This project explores sentiment analysis of Amazon beauty product reviews by fine-tuning the RoBERTa model. As a baseline comparison, a rule-based approach was applied to understand the difference in performance between traditional sentiment analysis methods and deep learning models.
- Classify product reviews into Positive, Negative, or Neutral sentiments.
- Use rule-based technique (VADER) as a baseline to understand the performance gap between rule-based and deep learning approaches.
- Compare how well RoBERTa's sentiment predictions align with the product ratings associated with the reviews.
- Visualise the correlation between predictions and product ratings.
The dataset is sourced from Amazon Reviews 2023. It contains customer reviews and their corresponding product ratings (0-5) for beauty products.
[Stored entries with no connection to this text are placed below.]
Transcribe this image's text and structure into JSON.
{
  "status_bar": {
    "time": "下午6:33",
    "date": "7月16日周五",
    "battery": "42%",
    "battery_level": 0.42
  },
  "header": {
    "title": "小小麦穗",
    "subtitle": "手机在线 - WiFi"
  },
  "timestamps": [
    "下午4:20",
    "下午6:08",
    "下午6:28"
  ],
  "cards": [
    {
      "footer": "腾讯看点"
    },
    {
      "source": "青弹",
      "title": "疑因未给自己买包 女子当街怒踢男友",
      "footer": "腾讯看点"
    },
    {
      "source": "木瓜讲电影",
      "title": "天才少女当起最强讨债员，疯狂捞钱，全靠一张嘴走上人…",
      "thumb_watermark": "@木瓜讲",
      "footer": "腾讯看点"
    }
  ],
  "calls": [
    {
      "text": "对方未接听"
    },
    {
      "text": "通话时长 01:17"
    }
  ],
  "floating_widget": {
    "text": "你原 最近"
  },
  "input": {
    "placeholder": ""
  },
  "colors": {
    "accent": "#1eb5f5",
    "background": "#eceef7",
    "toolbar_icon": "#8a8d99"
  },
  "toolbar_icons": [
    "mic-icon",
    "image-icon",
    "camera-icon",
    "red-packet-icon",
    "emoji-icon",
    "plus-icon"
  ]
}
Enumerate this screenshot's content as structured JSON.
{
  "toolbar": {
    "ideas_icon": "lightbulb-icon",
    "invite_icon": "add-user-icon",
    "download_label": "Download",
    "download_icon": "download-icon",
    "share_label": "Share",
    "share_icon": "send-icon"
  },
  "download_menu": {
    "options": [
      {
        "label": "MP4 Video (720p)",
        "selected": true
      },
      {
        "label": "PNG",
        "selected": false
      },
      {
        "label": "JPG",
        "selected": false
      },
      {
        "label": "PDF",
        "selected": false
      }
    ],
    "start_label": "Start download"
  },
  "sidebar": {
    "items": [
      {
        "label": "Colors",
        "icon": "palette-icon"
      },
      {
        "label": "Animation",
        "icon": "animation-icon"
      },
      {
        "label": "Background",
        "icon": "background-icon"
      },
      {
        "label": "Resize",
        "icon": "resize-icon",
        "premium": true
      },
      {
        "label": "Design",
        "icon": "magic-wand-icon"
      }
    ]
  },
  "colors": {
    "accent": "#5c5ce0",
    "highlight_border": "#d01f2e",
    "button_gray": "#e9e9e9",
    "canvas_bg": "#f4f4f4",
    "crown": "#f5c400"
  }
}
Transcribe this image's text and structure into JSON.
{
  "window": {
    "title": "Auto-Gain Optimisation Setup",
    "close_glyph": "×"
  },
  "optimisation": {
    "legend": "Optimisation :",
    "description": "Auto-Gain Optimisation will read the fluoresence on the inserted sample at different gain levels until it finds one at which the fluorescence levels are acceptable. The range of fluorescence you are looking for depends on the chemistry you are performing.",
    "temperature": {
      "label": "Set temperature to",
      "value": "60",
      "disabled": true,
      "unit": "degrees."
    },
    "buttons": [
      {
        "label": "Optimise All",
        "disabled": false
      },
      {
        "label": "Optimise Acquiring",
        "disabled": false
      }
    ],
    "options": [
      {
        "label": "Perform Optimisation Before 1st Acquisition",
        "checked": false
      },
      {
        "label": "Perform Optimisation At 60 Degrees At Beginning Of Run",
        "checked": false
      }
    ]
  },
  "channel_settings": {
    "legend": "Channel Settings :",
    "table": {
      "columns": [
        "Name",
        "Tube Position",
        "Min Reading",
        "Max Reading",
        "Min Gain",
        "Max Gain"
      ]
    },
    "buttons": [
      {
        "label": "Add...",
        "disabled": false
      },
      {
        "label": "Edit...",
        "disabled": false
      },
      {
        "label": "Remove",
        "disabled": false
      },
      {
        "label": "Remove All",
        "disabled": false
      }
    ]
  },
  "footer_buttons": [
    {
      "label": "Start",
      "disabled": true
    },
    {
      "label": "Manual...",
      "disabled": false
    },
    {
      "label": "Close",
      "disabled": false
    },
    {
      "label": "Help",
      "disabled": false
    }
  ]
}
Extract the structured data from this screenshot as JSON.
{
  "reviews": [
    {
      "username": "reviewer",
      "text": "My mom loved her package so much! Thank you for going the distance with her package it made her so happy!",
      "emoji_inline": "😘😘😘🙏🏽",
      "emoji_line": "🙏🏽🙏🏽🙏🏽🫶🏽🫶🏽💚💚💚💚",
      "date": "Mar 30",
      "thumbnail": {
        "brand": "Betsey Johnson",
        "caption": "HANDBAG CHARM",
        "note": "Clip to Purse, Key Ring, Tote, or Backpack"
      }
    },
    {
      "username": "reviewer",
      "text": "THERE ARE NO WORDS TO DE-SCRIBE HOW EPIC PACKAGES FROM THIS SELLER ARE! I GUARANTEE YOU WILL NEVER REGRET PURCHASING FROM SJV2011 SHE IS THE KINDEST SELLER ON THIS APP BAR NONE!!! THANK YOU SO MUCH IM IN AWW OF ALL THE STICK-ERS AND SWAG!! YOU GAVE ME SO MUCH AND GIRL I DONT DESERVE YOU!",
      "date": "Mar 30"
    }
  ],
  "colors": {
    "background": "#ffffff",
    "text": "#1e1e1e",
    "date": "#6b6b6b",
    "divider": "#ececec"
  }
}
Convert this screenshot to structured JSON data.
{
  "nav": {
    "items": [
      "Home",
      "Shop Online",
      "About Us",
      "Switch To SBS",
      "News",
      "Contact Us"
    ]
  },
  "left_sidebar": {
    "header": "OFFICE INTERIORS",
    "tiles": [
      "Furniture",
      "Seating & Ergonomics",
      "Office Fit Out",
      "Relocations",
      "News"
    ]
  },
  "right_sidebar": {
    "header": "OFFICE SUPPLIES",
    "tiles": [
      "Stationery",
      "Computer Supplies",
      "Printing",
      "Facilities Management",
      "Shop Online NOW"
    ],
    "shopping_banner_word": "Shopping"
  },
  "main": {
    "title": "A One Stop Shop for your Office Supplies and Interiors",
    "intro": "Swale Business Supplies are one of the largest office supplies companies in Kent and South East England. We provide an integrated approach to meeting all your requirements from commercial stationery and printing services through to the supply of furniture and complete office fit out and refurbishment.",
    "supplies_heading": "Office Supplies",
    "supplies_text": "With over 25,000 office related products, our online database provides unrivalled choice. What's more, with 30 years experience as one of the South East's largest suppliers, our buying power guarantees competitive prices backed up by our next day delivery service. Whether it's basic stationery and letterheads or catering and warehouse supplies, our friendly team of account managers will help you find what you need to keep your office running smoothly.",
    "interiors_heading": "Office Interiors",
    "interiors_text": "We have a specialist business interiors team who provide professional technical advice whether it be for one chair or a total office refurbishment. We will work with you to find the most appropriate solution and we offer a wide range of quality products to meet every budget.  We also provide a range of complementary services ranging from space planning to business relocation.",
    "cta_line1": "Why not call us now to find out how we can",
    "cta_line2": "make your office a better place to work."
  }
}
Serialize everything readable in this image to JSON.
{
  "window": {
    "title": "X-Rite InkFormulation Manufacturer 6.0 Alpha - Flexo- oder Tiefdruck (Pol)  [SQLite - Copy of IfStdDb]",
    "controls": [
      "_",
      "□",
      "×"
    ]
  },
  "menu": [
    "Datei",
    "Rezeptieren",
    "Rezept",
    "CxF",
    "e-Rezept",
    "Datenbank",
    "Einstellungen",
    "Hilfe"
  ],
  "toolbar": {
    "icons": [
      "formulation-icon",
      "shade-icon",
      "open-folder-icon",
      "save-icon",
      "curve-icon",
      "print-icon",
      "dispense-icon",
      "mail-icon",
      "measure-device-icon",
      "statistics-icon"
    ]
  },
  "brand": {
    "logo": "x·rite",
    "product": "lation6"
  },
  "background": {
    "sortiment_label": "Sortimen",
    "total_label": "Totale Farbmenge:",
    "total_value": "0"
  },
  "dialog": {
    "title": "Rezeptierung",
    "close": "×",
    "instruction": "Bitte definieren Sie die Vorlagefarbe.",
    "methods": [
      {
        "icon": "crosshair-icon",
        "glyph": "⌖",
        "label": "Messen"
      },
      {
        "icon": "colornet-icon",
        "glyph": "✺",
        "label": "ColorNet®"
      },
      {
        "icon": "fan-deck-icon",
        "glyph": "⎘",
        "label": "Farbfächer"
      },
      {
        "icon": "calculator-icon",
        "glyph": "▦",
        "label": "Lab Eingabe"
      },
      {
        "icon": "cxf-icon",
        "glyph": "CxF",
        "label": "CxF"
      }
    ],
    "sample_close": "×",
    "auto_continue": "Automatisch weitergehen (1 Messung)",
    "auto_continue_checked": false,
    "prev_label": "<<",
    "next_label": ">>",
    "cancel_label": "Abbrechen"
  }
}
- Preprocessing: Basic text cleaning like lowercasing, removing special characters, and tokenization to prepare the text data.
- Rule-Based Approach (VADER): VADER (Valence Aware Dictionary and sEntiment Reasoner) is a simple but effective sentiment analysis tool that uses pre-defined word lists with sentiment scores. It’s fast but often struggles with context and sarcasm.
- Deep Learning Approach (RoBERTa): I fine-tuned the RoBERTa transformer model on the dataset to classify the sentiments more accurately.
- Comparison: The sentiment classifications from both methods were compared with the product ratings to understand which method better reflects customer satisfaction.
- Visualisation: Plots were generated to visualise how well each model’s predictions aligned with the numerical ratings.
I wanted to see how much of an improvement deep learning models like RoBERTa offer over traditional methods like VADER — especially when applied to product reviews, where sentiment isn't always straightforward.
- Python
- Transformers
- Scikit-learn
- Matplotlib, Seaborn
- Pandas
- NLTK (for VADER)
- The RoBERTa model consistently provided more accurate sentiment classifications compared to VADER.
- Visualisations showed that RoBERTa's predictions aligned more closely with user ratings, especially in distinguishing neutral and mixed reviews.
Archit Rawat
This project is licensed under the MIT License.